My Favorite Brush Pens and Markers for Modern Calligraphy

You’ve probably noticed by now that I love to do modern calligraphy with brush pens and markers, and I think they are fantastic for those just starting out – I share my recommendations for beginners here. Today, I’m sharing my personal favorite brush pens and markers. Some will be repeats of my beginner’s list – just goes to show that, while investing in more and different tools can be fun, you don’t need an extensive or expensive collection of pens and markers to perfect this craft. Let’s get to it!

I had to start this list out with the Tombow Fudenosuke, which I’ve talked about in several other posts. This pen comes in a hard tip and a soft tip version. When I was a new calligrapher, I strongly preferred the hard tip because it was easier for me, a newbie, to control. Nowadays, I tend to prefer the soft tip!

Next up is another Tombow product – the Dual Tip. This one is cool because, as the name implies, it’s a double-ended marker. One end is black and the other is gray. As you learned in my last post, I am a sucker for a good gray pen! These tips are smaller and more flexible than even the soft tip Fude.

Sakura Koi brush markers come in a wide range of colors and have a beautiful finish.

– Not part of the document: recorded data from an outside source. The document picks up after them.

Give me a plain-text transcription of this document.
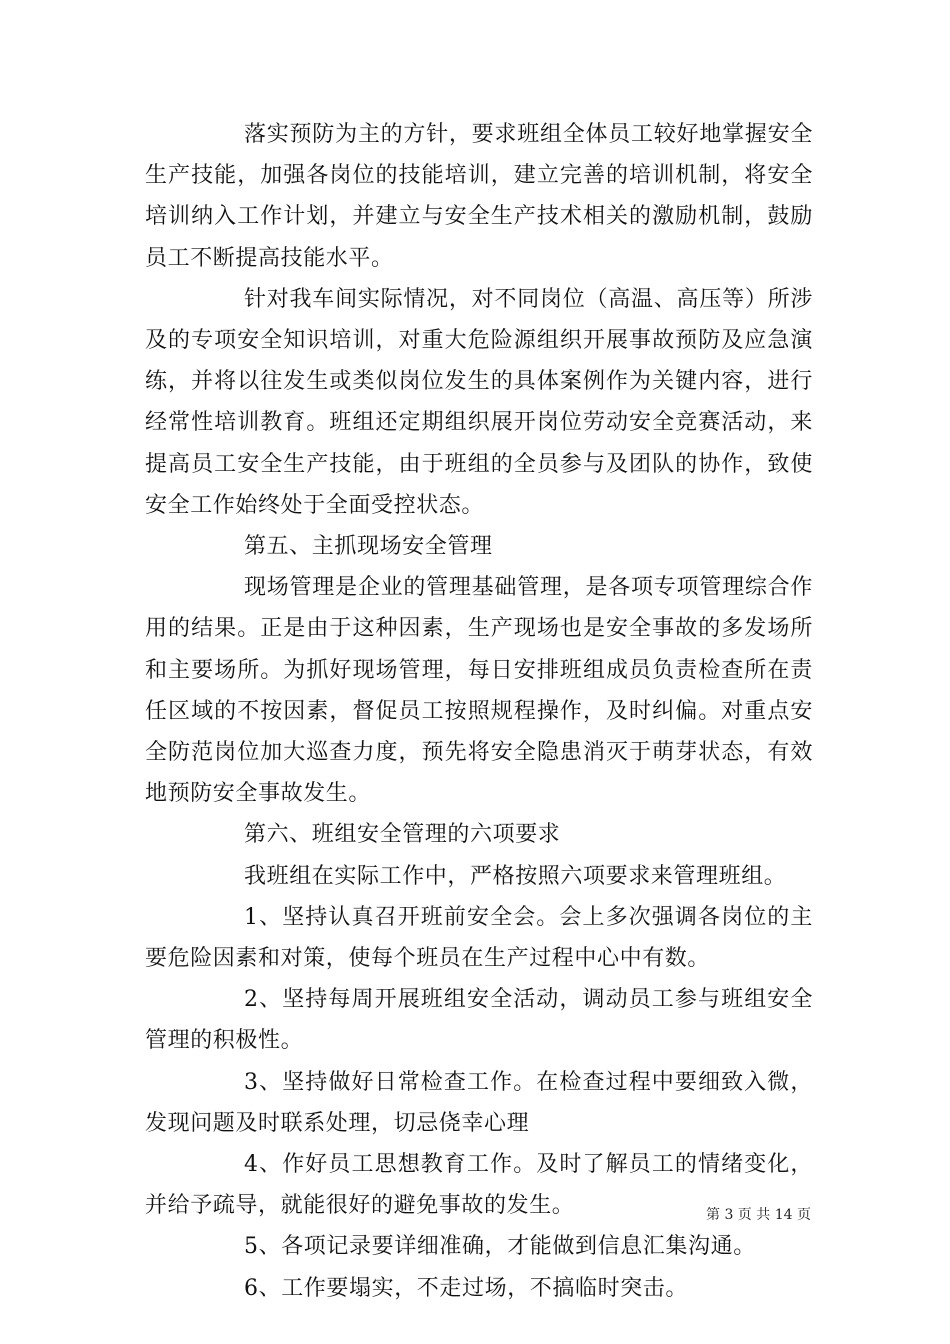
落实预防为主的方针，要求班组全体员工较好地掌握安全生产技能，加强各岗位的技能培训，建立完善的培训机制，将安全培训纳入工作计划，并建立与安全生产技术相关的激励机制，鼓励员工不断提高技能水平。

针对我车间实际情况，对不同岗位（高温、高压等）所涉及的专项安全知识培训，对重大危险源组织开展事故预防及应急演练，并将以往发生或类似岗位发生的具体案例作为关键内容，进行经常性培训教育。班组还定期组织展开岗位劳动安全竞赛活动，来提高员工安全生产技能，由于班组的全员参与及团队的协作，致使安全工作始终处于全面受控状态。

第五、主抓现场安全管理

现场管理是企业的管理基础管理，是各项专项管理综合作用的结果。正是由于这种因素，生产现场也是安全事故的多发场所和主要场所。为抓好现场管理，每日安排班组成员负责检查所在责任区域的不按因素，督促员工按照规程操作，及时纠偏。对重点安全防范岗位加大巡查力度，预先将安全隐患消灭于萌芽状态，有效地预防安全事故发生。

第六、班组安全管理的六项要求

我班组在实际工作中，严格按照六项要求来管理班组。

1、坚持认真召开班前安全会。会上多次强调各岗位的主要危险因素和对策，使每个班员在生产过程中心中有数。

2、坚持每周开展班组安全活动，调动员工参与班组安全管理的积极性。

3、坚持做好日常检查工作。在检查过程中要细致入微，发现问题及时联系处理，切忌侥幸心理

4、作好员工思想教育工作。及时了解员工的情绪变化，并给予疏导，就能很好的避免事故的发生。

5、各项记录要详细准确，才能做到信息汇集沟通。

6、工作要塌实，不走过场，不搞临时突击。

第 3 页 共 14 页
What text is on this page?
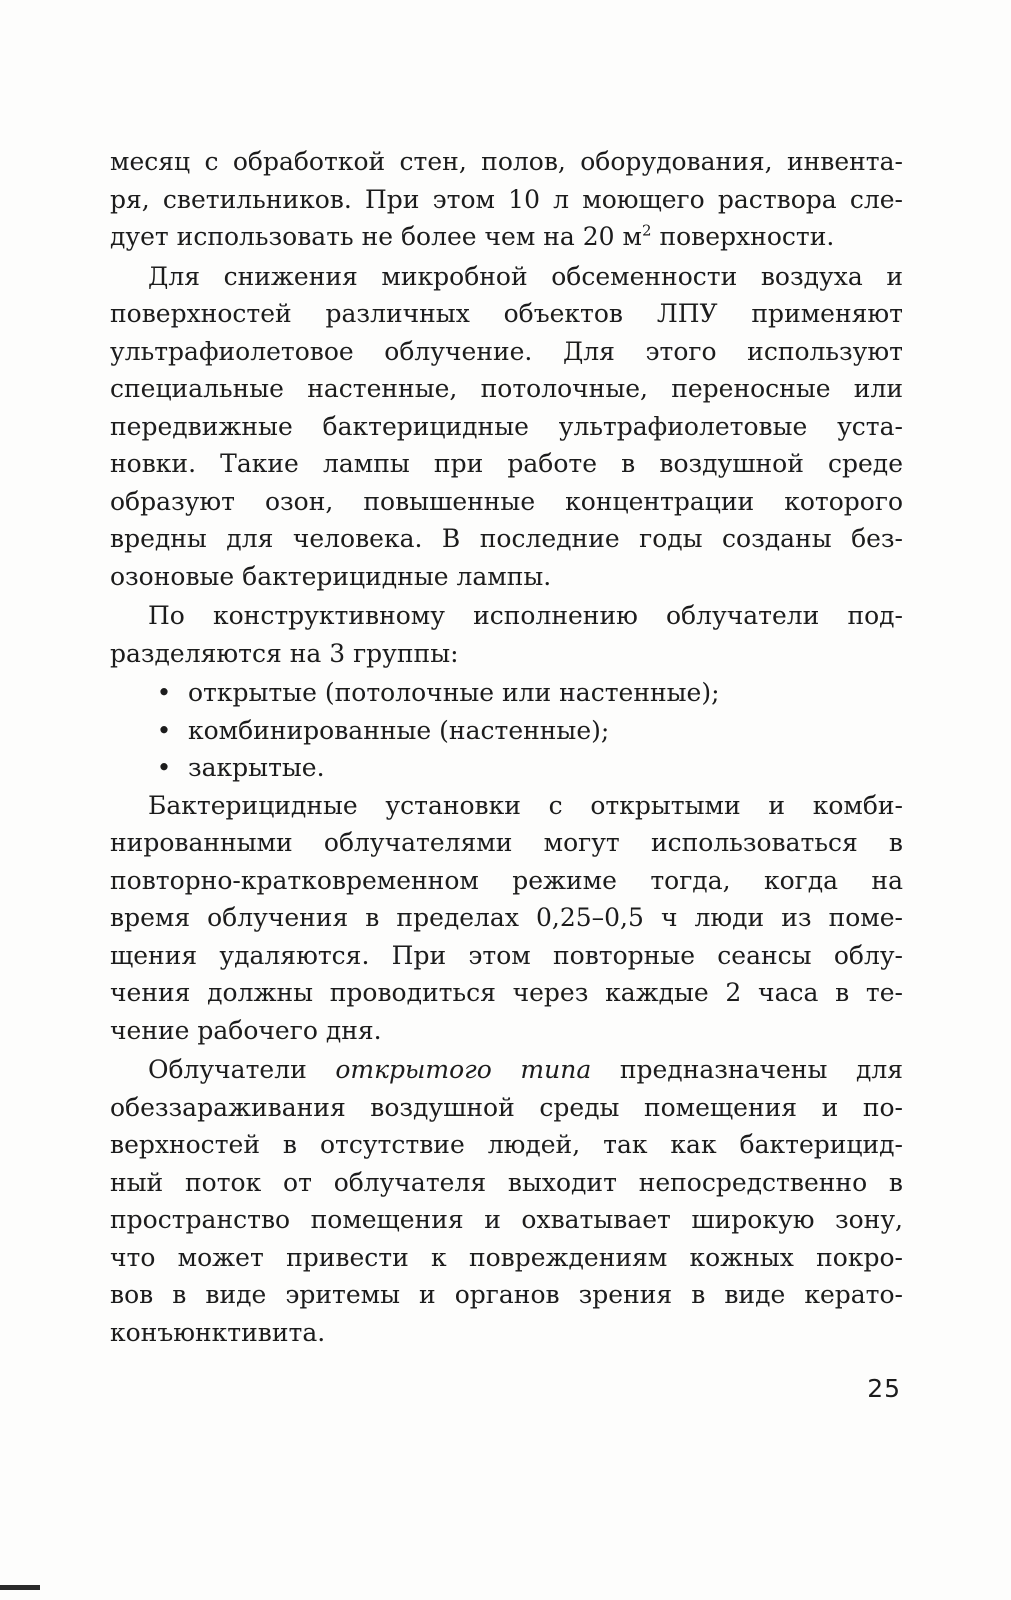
месяц с обработкой стен, полов, оборудования, инвента-
ря, светильников. При этом 10 л моющего раствора сле-
дует использовать не более чем на 20 $м^2$ поверхности.
Для снижения микробной обсеменности воздуха и
поверхностей различных объектов ЛПУ применяют
ультрафиолетовое облучение. Для этого используют
специальные настенные, потолочные, переносные или
передвижные бактерицидные ультрафиолетовые уста-
новки. Такие лампы при работе в воздушной среде
образуют озон, повышенные концентрации которого
вредны для человека. В последние годы созданы без-
озоновые бактерицидные лампы.
По конструктивному исполнению облучатели под-
разделяются на 3 группы:
• открытые (потолочные или настенные);
• комбинированные (настенные);
• закрытые.
Бактерицидные установки с открытыми и комби-
нированными облучателями могут использоваться в
повторно-кратковременном режиме тогда, когда на
время облучения в пределах 0,25–0,5 ч люди из поме-
щения удаляются. При этом повторные сеансы облу-
чения должны проводиться через каждые 2 часа в те-
чение рабочего дня.
Облучатели открытого типа предназначены для
обеззараживания воздушной среды помещения и по-
верхностей в отсутствие людей, так как бактерицид-
ный поток от облучателя выходит непосредственно в
пространство помещения и охватывает широкую зону,
что может привести к повреждениям кожных покро-
вов в виде эритемы и органов зрения в виде керато-
конъюнктивита.
25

I think they produce the best natural ombré effect on smooth paper – you can see it in the photo a bit. I really like the size and flex of the brush, and of the what I would consider “intermediate”-level brush markers, I find these the easiest to control. These are also the Goldilocks of markers in my opinion – not too thin, not too thick – they’re just right.

Ecoline Watercolor Brush Markers are the famous Ecoline watercolor inks in marker form. These are great for when you want to use paint but don’t have the time or space to break out the paints, brushes, etc. They’re super thick and juicy (yep, talking about markers here), so I like to use these if I’m making a card and need to write out one bold message, like “Happy Birthday”. I will suggest you only use these on heftier paper – as you can see in my example, these markers are so saturated that they bleed and pool on thin, smooth marker paper.